5.3.2 Urban – rural distribution

The lack of concordance between RRMA (MBS data), non-standard classification (MHE: NMDS) and Section of State (ABS data) meant that it was difficult to assess whether the Better Access mental health workforce was more or less widely distributed, geographically, than the menta and allied mental health providers were more likely than health professionals in the broader mental health workforce to work outside of major metropolitan areas. We could not ascertain from the data the extent to which this was the result of demand or supply factors.

GPs were the most widely distributed Better Access workforce with 30% of service providers located outside of capital cities and other metropolitan centres. Better Access psychiatry and clinical psychology services were the least likely to be provided in rural or remote areas, with around 11% of these workforces providing services in rural areas and less than 1.0% in remote areas.

Overall, approximately 20% of psychologists provided Focussed Psychological Strategies outside of capital cities and metropolitan areas. Since the implementation of Better Access the numbers of FTE psychologists in the rural/remote public sector workforce have varied between states. Numbers in rural/remote areas decreased in Victoria and WA, increased in Queensland and remained relatively static in NSW and SA. The workforce in Tasmania, ACT and the NT was too small to analyse.

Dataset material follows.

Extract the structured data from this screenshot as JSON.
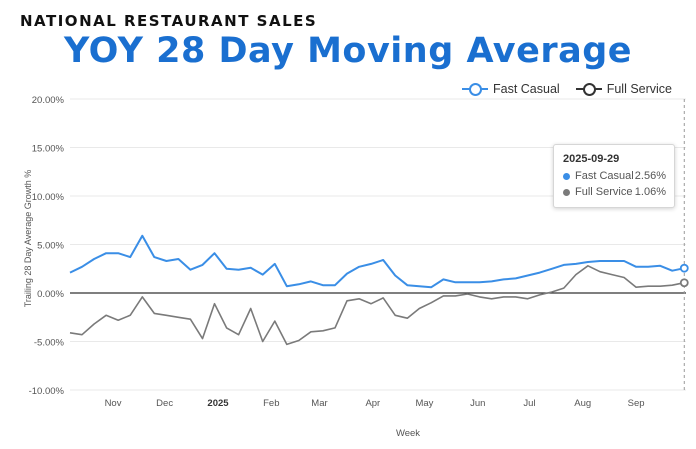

Approximately 25% of social workers and 20% of occupational therapists also provided Focussed Psychological Strategies in rural areas, with around 1% of social workers and 2% of OTs working in remote areas. Since the implementation of Better Access, the number of FTE social workers in the public sector workforce has increased at a higher rate in areas outside of capital cities; while the number of FTE occupational therapists in the public sector has increased at higher rates within capital cities.

The provision of training for the rural and remote mental health workforce was identified as being an issue. Although some web-based training has been developed and delivered, concern was expressed in the consultations about the capacity to provide good quality mentoring to health professionals in rural and remote areas. Given the accreditation process for allied mental health professions requires evidence of supervision in mental health practice; this may be an issue that requires addressing.

Footnotes

30 The NSW Psychologist Registration Board conducted a survey of their members in 2009 which covered at least some of these issues. Findings were not available at the time of submitting this report; however they are due for release early in 2010.